Friday, June 11, 2010

Insight Out

     Sometimes one comes across a statement which, with a shock of recognition, illuminates the darkness of ignorance with a brilliant flash. I had such a "peak" experience as a teenager. Schiller, a much underestimated friend and contemparary of Goethe, wrote:

     Und so lange nicht Philosophy
     Die Welt zusammen haelt,
     Erhaelt Sie das Getriebe
     Durch Hunger and durch Liebe.
     (Until the day when philosophy
     will rule the world,
     it is being regulated
     by hunger and love.)

     Freud wrote in the same attitude later: "We are being lived by the forces within ourselves...."
— Frederick (Fritz) Perls, In and Out the Garbage Pail, p. 45.
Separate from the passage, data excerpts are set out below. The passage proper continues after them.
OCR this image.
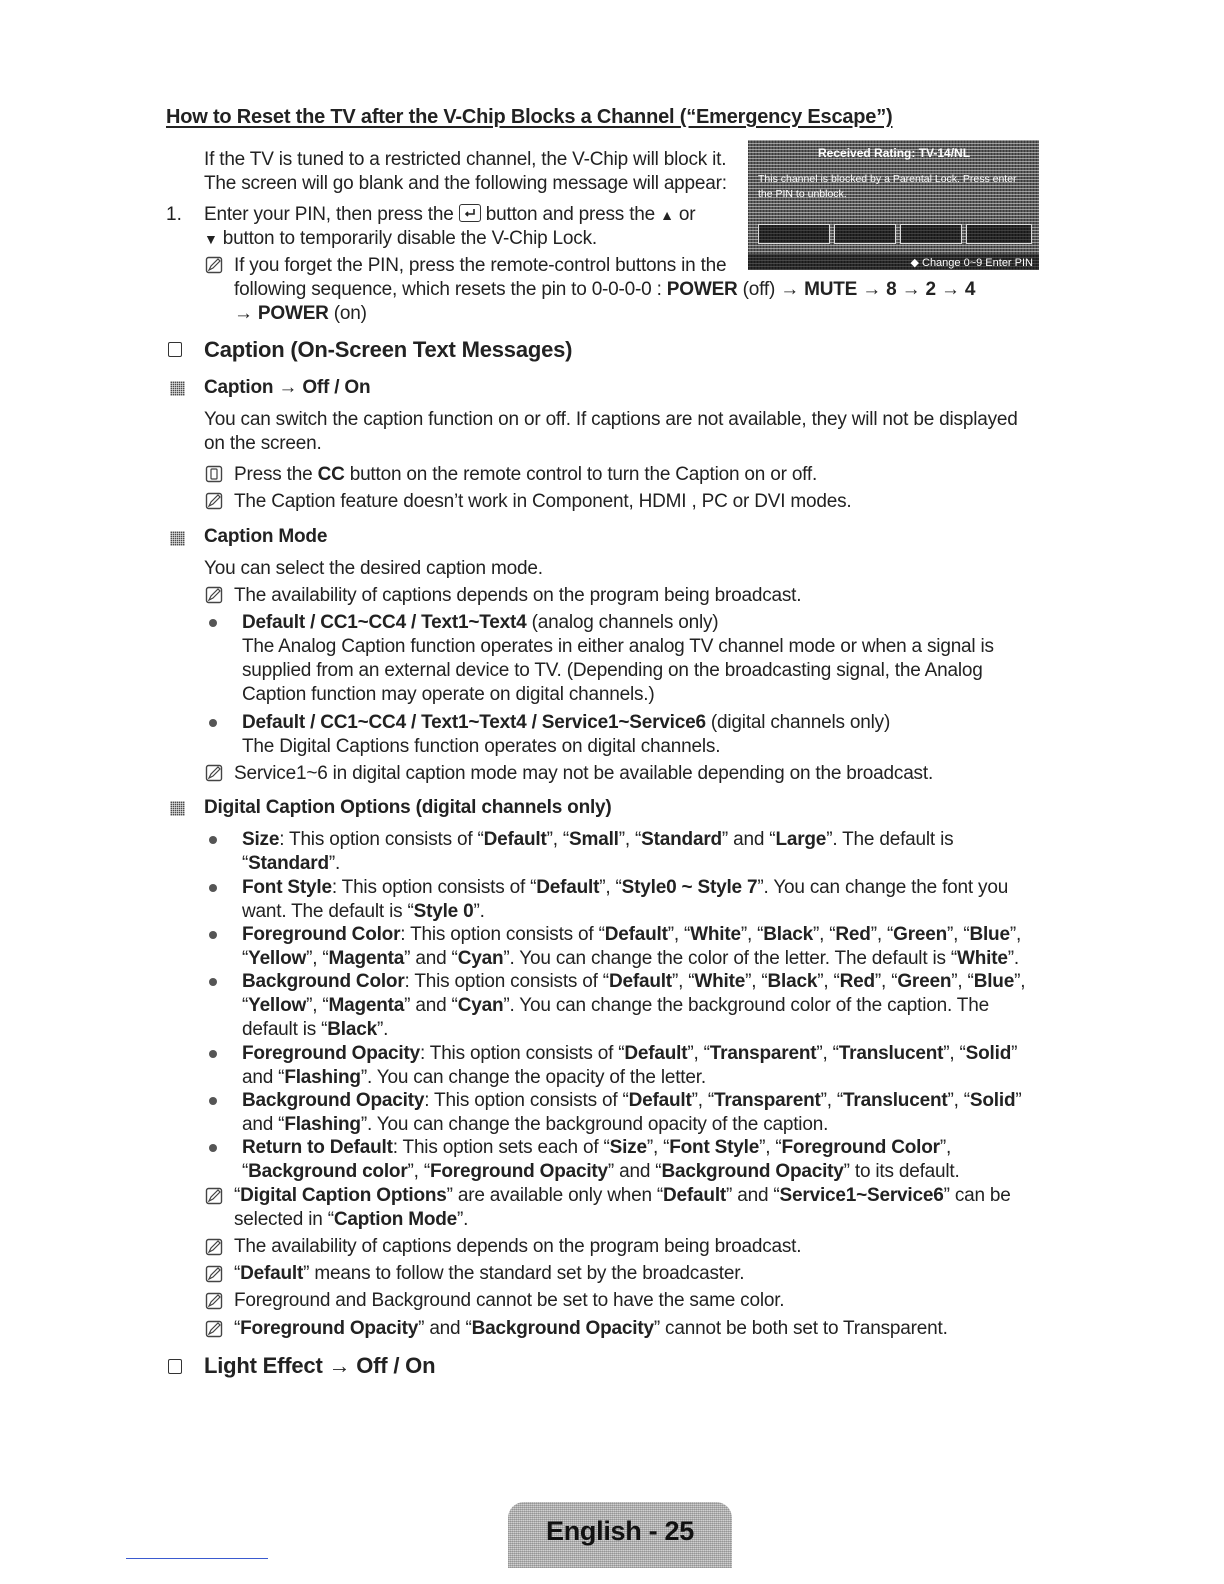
How to Reset the TV after the V-Chip Blocks a Channel (“Emergency Escape”)
If the TV is tuned to a restricted channel, the V-Chip will block it.
The screen will go blank and the following message will appear:
1. Enter your PIN, then press the button and press the ▲ or
▼ button to temporarily disable the V-Chip Lock.
If you forget the PIN, press the remote-control buttons in the
following sequence, which resets the pin to 0-0-0-0 : POWER (off) → MUTE → 8 → 2 → 4
→ POWER (on)
Received Rating: TV-14/NL
This channel is blocked by a Parental Lock. Press enter the PIN to unblock.
◆ Change 0~9 Enter PIN
Caption (On-Screen Text Messages)
Caption → Off / On
You can switch the caption function on or off. If captions are not available, they will not be displayed
on the screen.
Press the CC button on the remote control to turn the Caption on or off.
The Caption feature doesn’t work in Component, HDMI , PC or DVI modes.
Caption Mode
You can select the desired caption mode.
The availability of captions depends on the program being broadcast.
Default / CC1~CC4 / Text1~Text4 (analog channels only)
The Analog Caption function operates in either analog TV channel mode or when a signal is
supplied from an external device to TV. (Depending on the broadcasting signal, the Analog
Caption function may operate on digital channels.)
Default / CC1~CC4 / Text1~Text4 / Service1~Service6 (digital channels only)
The Digital Captions function operates on digital channels.
Service1~6 in digital caption mode may not be available depending on the broadcast.
Digital Caption Options (digital channels only)
Size: This option consists of “Default”, “Small”, “Standard” and “Large”. The default is
“Standard”.
Font Style: This option consists of “Default”, “Style0 ~ Style 7”. You can change the font you
want. The default is “Style 0”.
Foreground Color: This option consists of “Default”, “White”, “Black”, “Red”, “Green”, “Blue”,
“Yellow”, “Magenta” and “Cyan”. You can change the color of the letter. The default is “White”.
Background Color: This option consists of “Default”, “White”, “Black”, “Red”, “Green”, “Blue”,
“Yellow”, “Magenta” and “Cyan”. You can change the background color of the caption. The
default is “Black”.
Foreground Opacity: This option consists of “Default”, “Transparent”, “Translucent”, “Solid”
and “Flashing”. You can change the opacity of the letter.
Background Opacity: This option consists of “Default”, “Transparent”, “Translucent”, “Solid”
and “Flashing”. You can change the background opacity of the caption.
Return to Default: This option sets each of “Size”, “Font Style”, “Foreground Color”,
“Background color”, “Foreground Opacity” and “Background Opacity” to its default.
“Digital Caption Options” are available only when “Default” and “Service1~Service6” can be
selected in “Caption Mode”.
The availability of captions depends on the program being broadcast.
“Default” means to follow the standard set by the broadcaster.
Foreground and Background cannot be set to have the same color.
“Foreground Opacity” and “Background Opacity” cannot be both set to Transparent.
Light Effect → Off / On
English - 25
....Light acquires a transcendental quality: it is not the light of the Mediterranean alone, it is something more, something unfathomable, something holy. Here the light penetrates directly to the soul, opens the doors and windows of the heart, makes one naked, exposed, isolated in a metaphysical bliss which makes everything clear without being known. No analysis can go on in this light: here the neurotic is either instantly healed or goes mad. The rocks themselves are quite mad: they have been lying for centuries exposed to this divine illumination: they lie very still and quiet, nestling amid dancing colored shrubs in a blood-stained soil, but they are mad, I say, and to touch them is to risk losing ones grip on everything which once seemed firm, solid and unshakeable. One must glide through this gully with extreme caution, naked, alone, and devoid of all Christian humbug. One must throw off two thousand years of ignorance and superstition, of morbid, sickly subterranean living and lying. One must come to Eleusis stripped of the barnacles which have accumulated from centuries of lying in stagnant waters. At Eleusis one realizes, if never before, that there is no salvation in becoming adapted to a world which is crazy. At Eleusis one becomes adapted to the cosmos. Outwardly Eleusis may seem broken, disintegrated with the crumbled past, actually Eleusis is still intact and it is we who are broken, dispersed, crumbling to dust. Eleusis lives, lives eternally in the midst of a dying world.
— Henry Miller, The Colossus of Maroussi, pp. 45-46.

....For them beauty was incidental, for us everything. For them the physico-mathematical world palped, calibred, weighed and transmitted by their instruments was reality itself, the stars and planets mere proof of their excellent and infallible reasoning. For Durrell and myself reality lay wholly beyond the reach of their puny instruments which in themselves were nothing more than clumsy reflections of their circumscribed imagination locked forever in the hypothetical prison of logic. Their astronomical figures and calculations, intended to impress and overawe us, only caused us to smile indulgently or to very impolitely laugh outright at them. Speaking for myself, facts and figures have always left me unimpressed. A light year is no more impressive to me than a second, or a split second. This is a game for the feeble-minded which can go on ad nauseam backwards and forwards without taking us anywhere. Similarly I am not more convinced of the reality of a star when I see it through the telescope. It may be more brilliant, more wondrous, it may be a thousand times or a million times bigger than when seen with the naked eye, but it is not a whit more real. To say that this is what a thing really looks like, just because one sees it larger and grander, seems to me quite fatuous. It is just as real to me if I don't see it at all but merely imagine it to be there. And finally, even when to my own eye and the eye of the astronomer it possesses the same dimensions, the same brilliance, it definitely does not look the same to us both — ....
— Henry Miller, The Colossus of Maroussi, pp. 103-104.

....We move in clock time amidst the debris of vanished worlds, inventing the instruments of our own destruction, oblivious of fate or destiny, knowing never a moment of peace, possessing not an ounce of faith, a prey to the blackest superstitions, functioning neither in the body nor in the spirit, active not as individuals but as microbes in the organism of the diseased.
— Henry Miller, The Colossus of Maroussi, pp. 196-197.

....I neither regret the course I have followed nor desire things to be any different than they are. I know now what the world is like and knowing I accept it, both the good and the evil. To live creatively, I have discovered, means to live more into the world, identifying oneself with it and thus influencing it at the core, so to speak. Art, like religion, it now seems to me, is only a preparation, an initiation into the way of life. The goal is liberation, freedom, which means assuming greater responsibility. To continue writing beyond the point of self-realization seems futile and arresting. The mastery of any form of expression should lead inevitably to the final expression — mastery of life. In this realm one is absolutely alone, face to face with the very elements of creation. It is an experiment whose outcome nobody can predict. If it be successful the whole world is affected and in a way never known before. I do not wish to boast, nor do I wish to say that I am yet ready to make such a grave step, but it is in this direction that my mind is set....
— Henry Miller, The Colossus of Maroussi, pp. 206-207.